Women raise their voices in 20th production of 'The Vagina Monologues'
The power of women is echoing around the globe as women are gathering and raising their voices to speak out about many social issues, including equal pay, health care and safe workplaces.
On Feb. 17 at the Greenwich Odeum, V-Day East Greenwich hosted a 20th anniversary production of Eve Ensler’s groundbreaking play “The Vagina Monologues.” Nineteen Rhode Island women raised their voices, and the roof, as they shared stories about women around the world and celebrated everything female.
The show was produced and directed by North Kingstown resident Nancy Rafi, which was her 18th time doing so in 20 years.
“I never would have thought this is what I’d be doing every February for the past 18 years, but it’s sure been a lot of fun,” Rafi said. “Almost 20 years ago my girlfriends dragged me to Boston to see Eve perform the play for her last time and I thought to myself ‘a play about vaginas?

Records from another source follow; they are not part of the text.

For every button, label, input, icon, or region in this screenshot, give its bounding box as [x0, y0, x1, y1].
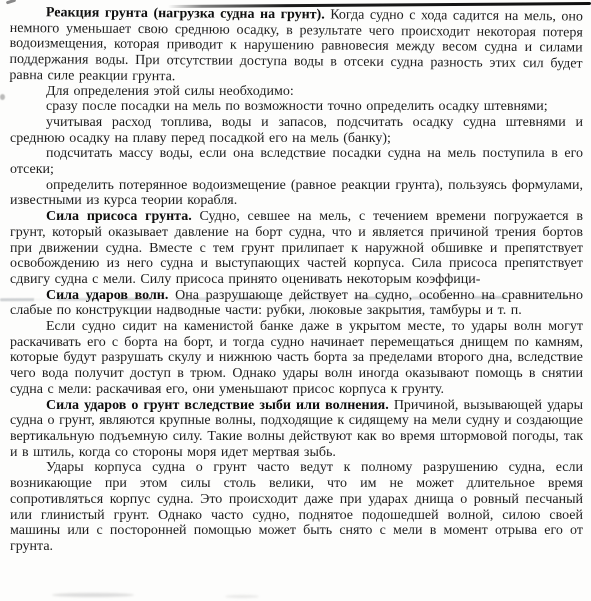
paragraph-text: Удары корпуса судна о грунт часто ведут …: [10, 460, 583, 554]
paragraph-text: Для определения этой силы необходимо:: [46, 84, 294, 99]
paragraph-lead-ground-reaction: Реакция грунта (нагрузка судна на грунт)…: [46, 5, 325, 22]
paragraph-lead-suction-force: Сила присоса грунта.: [46, 209, 192, 224]
list-item-lost-displacement: определить потерянное водоизмещение (рав…: [10, 178, 583, 209]
paragraph-ground-reaction: Реакция грунта (нагрузка судна на грунт)…: [9, 5, 583, 88]
list-item-calc-draft-afloat: учитывая расход топлива, воды и запасов,…: [10, 115, 583, 146]
list-item-measure-draft: сразу после посадки на мель по возможнос…: [10, 99, 583, 115]
scanned-page: Реакция грунта (нагрузка судна на грунт)…: [0, 0, 591, 601]
paragraph-suction-force: Сила присоса грунта. Судно, севшее на ме…: [10, 209, 583, 288]
paragraph-lead-ground-impact-swell: Сила ударов о грунт вследствие зыби или …: [46, 398, 389, 413]
paragraph-wave-impact-force: Сила ударов волн. Она разрушающе действу…: [10, 288, 583, 319]
paragraph-text: подсчитать массу воды, если она вследств…: [10, 146, 583, 177]
list-item-calc-water-mass: подсчитать массу воды, если она вследств…: [10, 146, 583, 177]
paragraph-text: Если судно сидит на каменистой банке даж…: [10, 319, 583, 397]
paragraph-rocky-bank: Если судно сидит на каменистой банке даж…: [10, 319, 583, 398]
paragraph-text: определить потерянное водоизмещение (рав…: [10, 178, 583, 209]
paragraph-lead-wave-impact: Сила ударов волн.: [46, 288, 168, 303]
paragraph-hull-impacts: Удары корпуса судна о грунт часто ведут …: [10, 460, 583, 554]
paragraph-ground-impact-swell: Сила ударов о грунт вследствие зыби или …: [10, 398, 583, 461]
paragraph-text: учитывая расход топлива, воды и запасов,…: [10, 115, 583, 146]
paragraph-text: сразу после посадки на мель по возможнос…: [46, 99, 548, 114]
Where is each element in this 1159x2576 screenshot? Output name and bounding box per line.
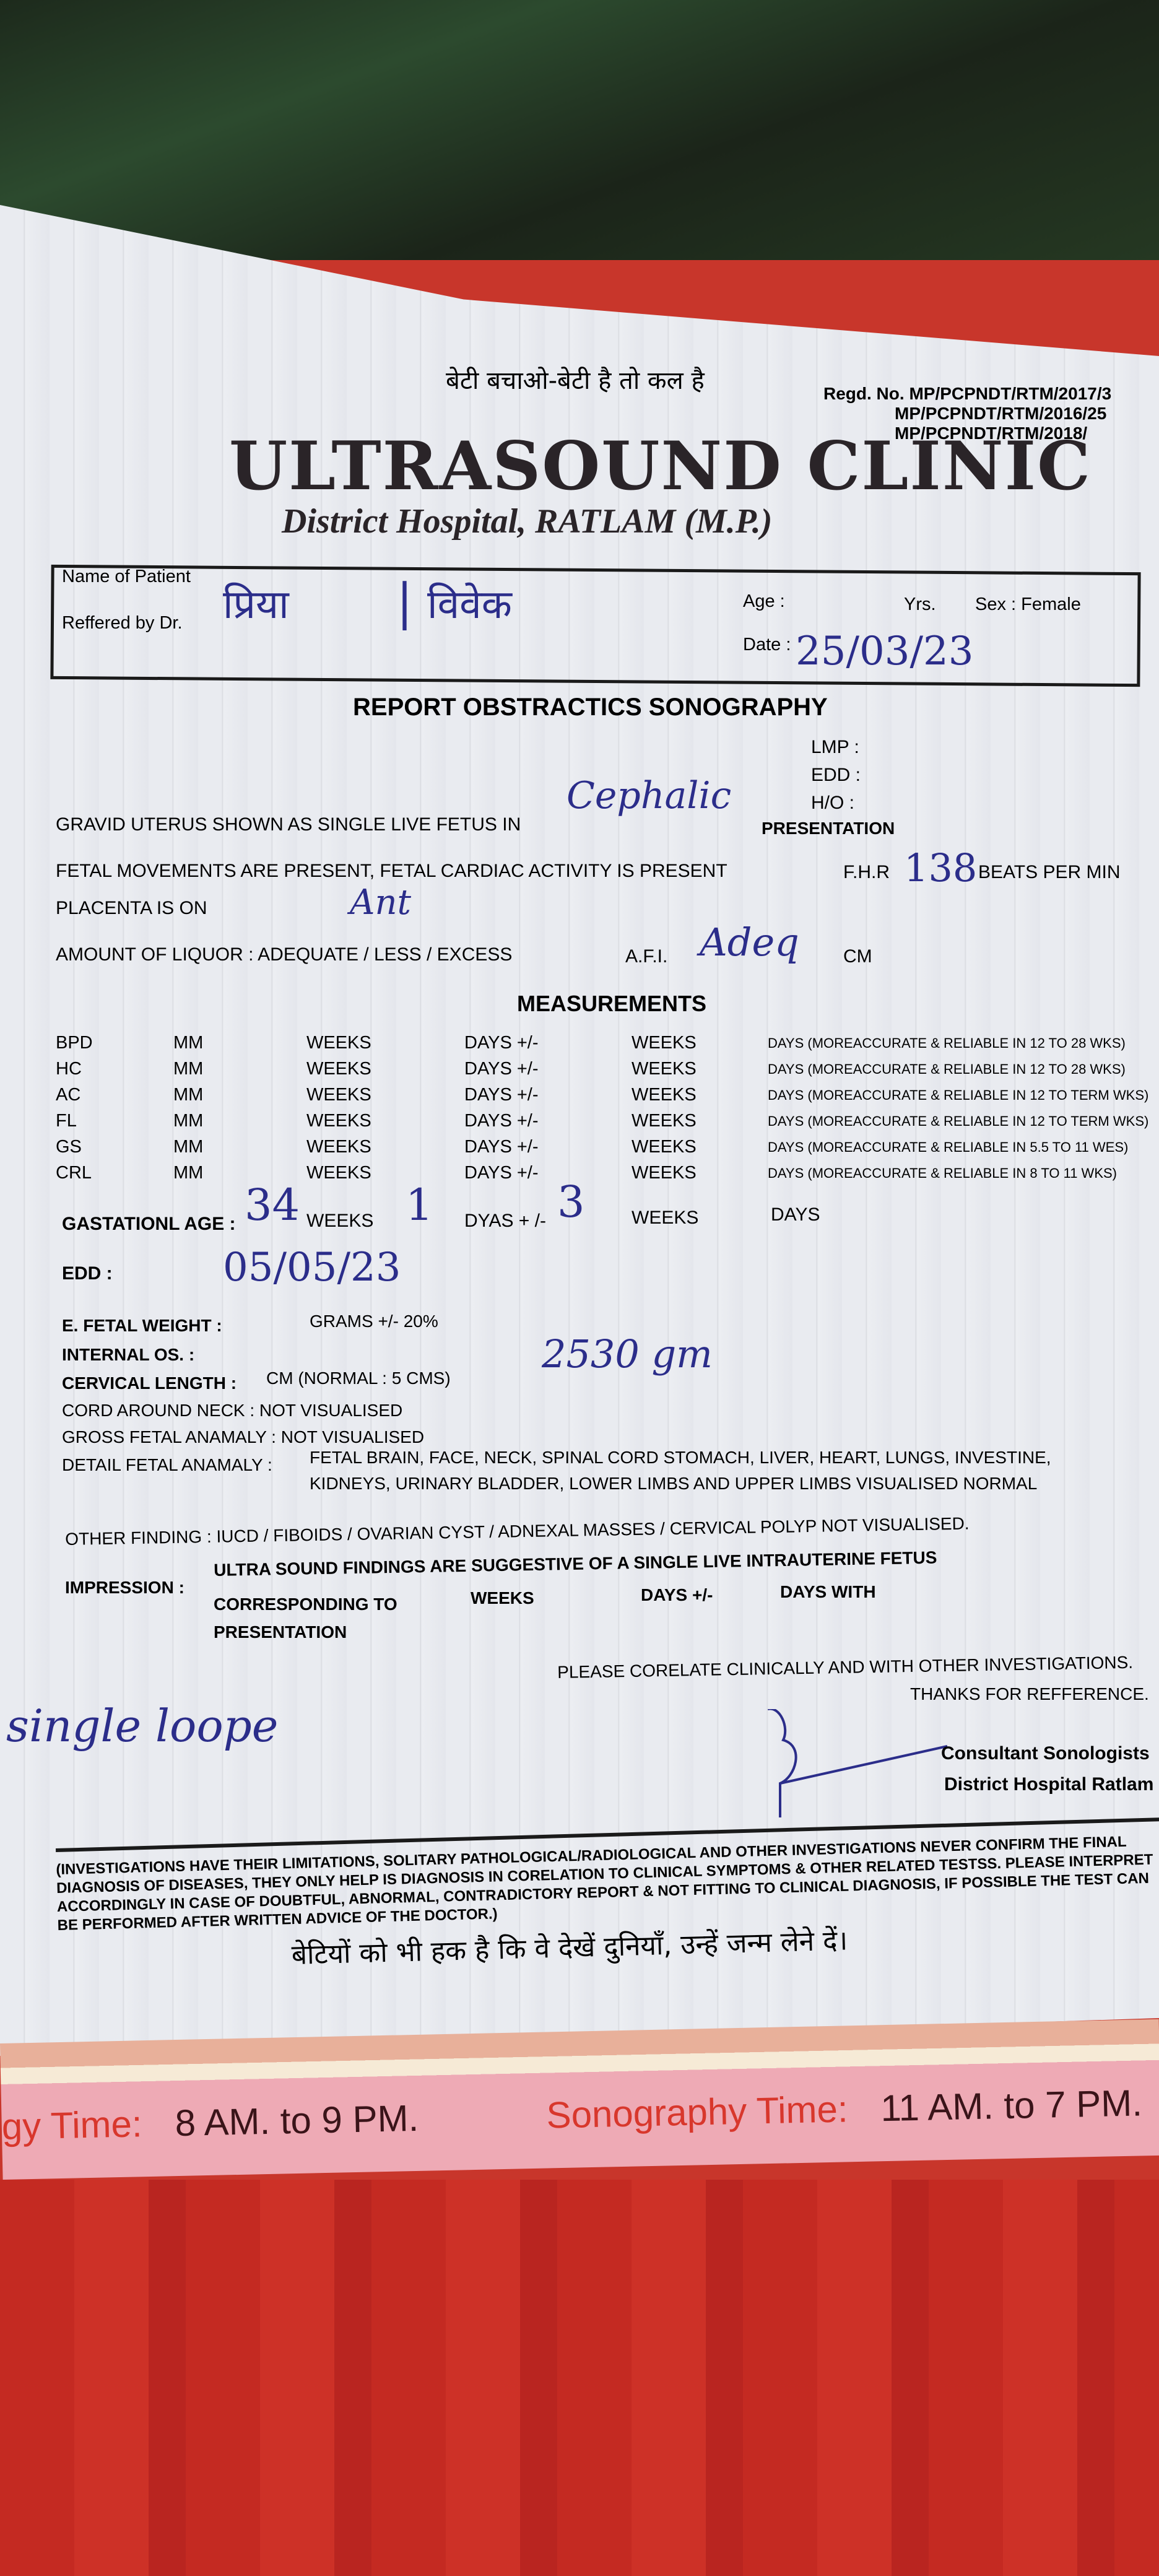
referred-doctor-value: विवेक xyxy=(427,576,512,630)
impression-days: DAYS +/- xyxy=(641,1585,713,1605)
lmp-label: LMP : xyxy=(811,737,859,758)
edd-top-label: EDD : xyxy=(811,765,861,786)
internal-os-label: INTERNAL OS. : xyxy=(62,1345,194,1365)
row-weeks2: WEEKS xyxy=(632,1033,697,1053)
gestational-days-value: 1 xyxy=(406,1180,433,1230)
red-fabric-background xyxy=(0,2180,1159,2576)
banner-left-value: 8 AM. to 9 PM. xyxy=(175,2097,419,2144)
row-note: DAYS (MOREACCURATE & RELIABLE IN 12 TO 2… xyxy=(768,1035,1126,1051)
row-name: AC xyxy=(56,1085,80,1105)
row-note: DAYS (MOREACCURATE & RELIABLE IN 8 TO 11… xyxy=(768,1165,1117,1181)
timing-banner: gy Time: 8 AM. to 9 PM. Sonography Time:… xyxy=(0,2019,1159,2180)
signature xyxy=(762,1709,960,1821)
fetal-movements-text: FETAL MOVEMENTS ARE PRESENT, FETAL CARDI… xyxy=(56,861,727,882)
liquor-text: AMOUNT OF LIQUOR : ADEQUATE / LESS / EXC… xyxy=(56,944,512,965)
fhr-unit: BEATS PER MIN xyxy=(978,862,1120,883)
row-weeks2: WEEKS xyxy=(632,1137,697,1157)
impression-days-with: DAYS WITH xyxy=(780,1582,876,1602)
patient-name-label: Name of Patient xyxy=(62,567,191,587)
name-separator: | xyxy=(396,573,413,630)
row-days: DAYS +/- xyxy=(464,1137,539,1157)
clinic-subtitle: District Hospital, RATLAM (M.P.) xyxy=(282,502,772,541)
gestational-days2-label: DAYS xyxy=(771,1204,820,1225)
gestational-weeks-label: WEEKS xyxy=(306,1211,373,1232)
gestational-weeks2-label: WEEKS xyxy=(632,1208,698,1229)
regd-label: Regd. No. xyxy=(823,384,905,403)
placenta-label: PLACENTA IS ON xyxy=(56,898,207,919)
row-weeks: WEEKS xyxy=(306,1059,371,1079)
row-note: DAYS (MOREACCURATE & RELIABLE IN 5.5 TO … xyxy=(768,1139,1128,1155)
row-unit: MM xyxy=(173,1033,203,1053)
age-label: Age : xyxy=(743,591,785,612)
row-weeks2: WEEKS xyxy=(632,1163,697,1183)
regd-number-1: MP/PCPNDT/RTM/2017/3 xyxy=(909,384,1111,403)
row-days: DAYS +/- xyxy=(464,1059,539,1079)
detail-fetal-anomaly-line2: KIDNEYS, URINARY BLADDER, LOWER LIMBS AN… xyxy=(310,1474,1037,1494)
fhr-label: F.H.R xyxy=(843,862,890,883)
row-name: BPD xyxy=(56,1033,93,1053)
edd-label: EDD : xyxy=(62,1263,113,1284)
row-note: DAYS (MOREACCURATE & RELIABLE IN 12 TO T… xyxy=(768,1087,1148,1103)
report-heading: REPORT OBSTRACTICS SONOGRAPHY xyxy=(353,694,828,721)
thanks-text: THANKS FOR REFFERENCE. xyxy=(910,1684,1149,1704)
gestational-pm-value: 3 xyxy=(557,1177,585,1227)
row-weeks2: WEEKS xyxy=(632,1059,697,1079)
yrs-label: Yrs. xyxy=(904,594,936,615)
row-weeks2: WEEKS xyxy=(632,1111,697,1131)
row-name: GS xyxy=(56,1137,82,1157)
row-weeks: WEEKS xyxy=(306,1111,371,1131)
presentation-label: PRESENTATION xyxy=(762,819,895,838)
patient-name-value: प्रिया xyxy=(223,576,289,630)
row-days: DAYS +/- xyxy=(464,1033,539,1053)
referred-by-label: Reffered by Dr. xyxy=(62,613,183,633)
row-weeks: WEEKS xyxy=(306,1033,371,1053)
ho-label: H/O : xyxy=(811,793,854,814)
handwritten-note: single loope xyxy=(6,1700,278,1752)
gestational-age-label: GASTATIONL AGE : xyxy=(62,1214,236,1235)
date-value: 25/03/23 xyxy=(796,629,973,674)
row-note: DAYS (MOREACCURATE & RELIABLE IN 12 TO 2… xyxy=(768,1061,1126,1077)
placenta-value: Ant xyxy=(350,882,411,923)
impression-presentation: PRESENTATION xyxy=(214,1622,347,1642)
edd-value: 05/05/23 xyxy=(223,1245,401,1290)
row-weeks: WEEKS xyxy=(306,1163,371,1183)
consultant-label: Consultant Sonologists xyxy=(941,1743,1150,1764)
row-unit: MM xyxy=(173,1059,203,1079)
date-label: Date : xyxy=(743,635,791,655)
cord-around-neck: CORD AROUND NECK : NOT VISUALISED xyxy=(62,1401,402,1421)
row-days: DAYS +/- xyxy=(464,1163,539,1183)
afi-unit: CM xyxy=(843,946,872,967)
hospital-label: District Hospital Ratlam xyxy=(944,1774,1153,1795)
detail-fetal-anomaly-label: DETAIL FETAL ANAMALY : xyxy=(62,1455,272,1475)
efw-unit: GRAMS +/- 20% xyxy=(310,1312,438,1331)
patient-info-box xyxy=(50,565,1140,687)
efw-value: 2530 gm xyxy=(542,1331,713,1377)
banner-left-label: gy Time: xyxy=(1,2102,142,2148)
row-unit: MM xyxy=(173,1111,203,1131)
row-name: HC xyxy=(56,1059,82,1079)
banner-right-value: 11 AM. to 7 PM. xyxy=(880,2081,1143,2130)
row-weeks: WEEKS xyxy=(306,1137,371,1157)
measurements-heading: MEASUREMENTS xyxy=(517,991,706,1017)
presentation-value: Cephalic xyxy=(566,774,731,817)
sex-label: Sex : Female xyxy=(975,594,1081,615)
gestational-days-label: DYAS + /- xyxy=(464,1211,546,1232)
row-weeks: WEEKS xyxy=(306,1085,371,1105)
efw-label: E. FETAL WEIGHT : xyxy=(62,1316,222,1336)
row-note: DAYS (MOREACCURATE & RELIABLE IN 12 TO T… xyxy=(768,1113,1148,1129)
fhr-value: 138 xyxy=(904,845,977,890)
row-name: FL xyxy=(56,1111,77,1131)
cervical-length-unit: CM (NORMAL : 5 CMS) xyxy=(266,1368,451,1388)
impression-corresponding: CORRESPONDING TO xyxy=(214,1595,397,1614)
impression-label: IMPRESSION : xyxy=(65,1578,184,1598)
row-weeks2: WEEKS xyxy=(632,1085,697,1105)
gravid-uterus-text: GRAVID UTERUS SHOWN AS SINGLE LIVE FETUS… xyxy=(56,814,521,835)
row-name: CRL xyxy=(56,1163,92,1183)
cervical-length-label: CERVICAL LENGTH : xyxy=(62,1373,237,1393)
row-unit: MM xyxy=(173,1085,203,1105)
impression-weeks: WEEKS xyxy=(471,1588,534,1608)
afi-value: Adeq xyxy=(700,920,799,965)
row-unit: MM xyxy=(173,1137,203,1157)
afi-label: A.F.I. xyxy=(625,946,667,967)
banner-right-label: Sonography Time: xyxy=(546,2087,848,2136)
hindi-slogan-top: बेटी बचाओ-बेटी है तो कल है xyxy=(446,362,705,396)
row-days: DAYS +/- xyxy=(464,1111,539,1131)
row-days: DAYS +/- xyxy=(464,1085,539,1105)
row-unit: MM xyxy=(173,1163,203,1183)
background-foliage xyxy=(0,0,1159,260)
clinic-title: ULTRASOUND CLINIC xyxy=(229,427,1092,505)
gestational-weeks-value: 34 xyxy=(245,1180,300,1230)
detail-fetal-anomaly-line1: FETAL BRAIN, FACE, NECK, SPINAL CORD STO… xyxy=(310,1448,1051,1468)
gross-fetal-anomaly: GROSS FETAL ANAMALY : NOT VISUALISED xyxy=(62,1427,424,1447)
regd-number-2: MP/PCPNDT/RTM/2016/25 xyxy=(823,404,1106,423)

How interesting can that be?’ I had no idea it would be so impactful. Eve shared women’s stories about their complex relationships, surviving sexual assault, what women’s vaginas would wear if they got dressed – there were dozens of stories and it was a roller coaster of laughter and tears for almost 2 hours.”
This year’s cast included Patty Bamford from Cranston.
“I heard about rehearsals for the Vagina Monologues from a friend,” she said. “I told myself 'I'm gonna do this,' but then almost backed out from self-doubt and fear. I'm so grateful I showed up because it has made me feel part of something big, beautiful, strong, and smart.”
Natalie Colletta, who grew up in Warwick, stated, "I was raised by a fierce feminist and trained as an art historian with specialization in women’s studies, so I was honored to be invited into the cast of The Vagina Monologues. As a mother of two spectacular daughters, the citizenry spirit of supporting our show’s beneficiary, Safe BAE, was a big influence on my decision too.”
This year’s production raised funds for Safe BAE, a nonprofit organization that works with and supports high school students that have survived sexual assault.
“My husband and I are raising our children to be outspoken, resilient women because their bodies and freedoms are being attacked by the current Administration,” said Coletta. “The Vagina Monologues is an anthem to women in Rhode Island and around the globe to resist the abuses and restrictions that have long been perpetuated and ignored.”
Over the past two decades, tens of thousands of communities and college campuses have staged V-Day benefit performances of The Vagina Monologues in over 200 countries. V-Day activists have raised consciousness, changed laws to protect women and girls, funded rape crisis centers and domestic violence shelters (often these much-needed funds kept them from closing), educated their communities, and raised well over $100 million in urgently needed funds for groups doing the essential work of ending violence and serving survivors and their families.
For its 20th anniversary, V-Day is calling on activists around the world to “Rise, Resist and Unite.”
According to Rafi, The New York Times called “The Vagina Monologues” “probably the most important piece of political theater of the last decade." The play – first performed Off-Broadway and in locations around the world – dives into the mystery, humor, pain, power, wisdom, outrage and excitement in women’s experiences.
V-Day grew out of the play, which exploded onto the scene in 1998, breaking taboos about women’s sexuality and shattering silence around violence done to women and girls.
“It’s been a great privilege for me to work with V-Day for all of these years” said Rafi. “We’ve raised almost $40,000 for local organizations that are working to end violence against women and girls in our state. Every year I put out a call and invite women to get involved, and amazingly they always show up. We all start out as strangers, most have no acting background at all, and by the time we’re at dress rehearsal we’re a close-knit group and the best of friends. We have deep discussions about women’s issues and get to know each other on such a deep level that many of the actresses create lifelong friendships.”
“It’s such an empowering project and women really get a chance to bond and share their own stories – and then give a voice to other women’s stories. It’s life changing. And it seems that the audience loves it to – we have packed theaters every year,” said Rafi.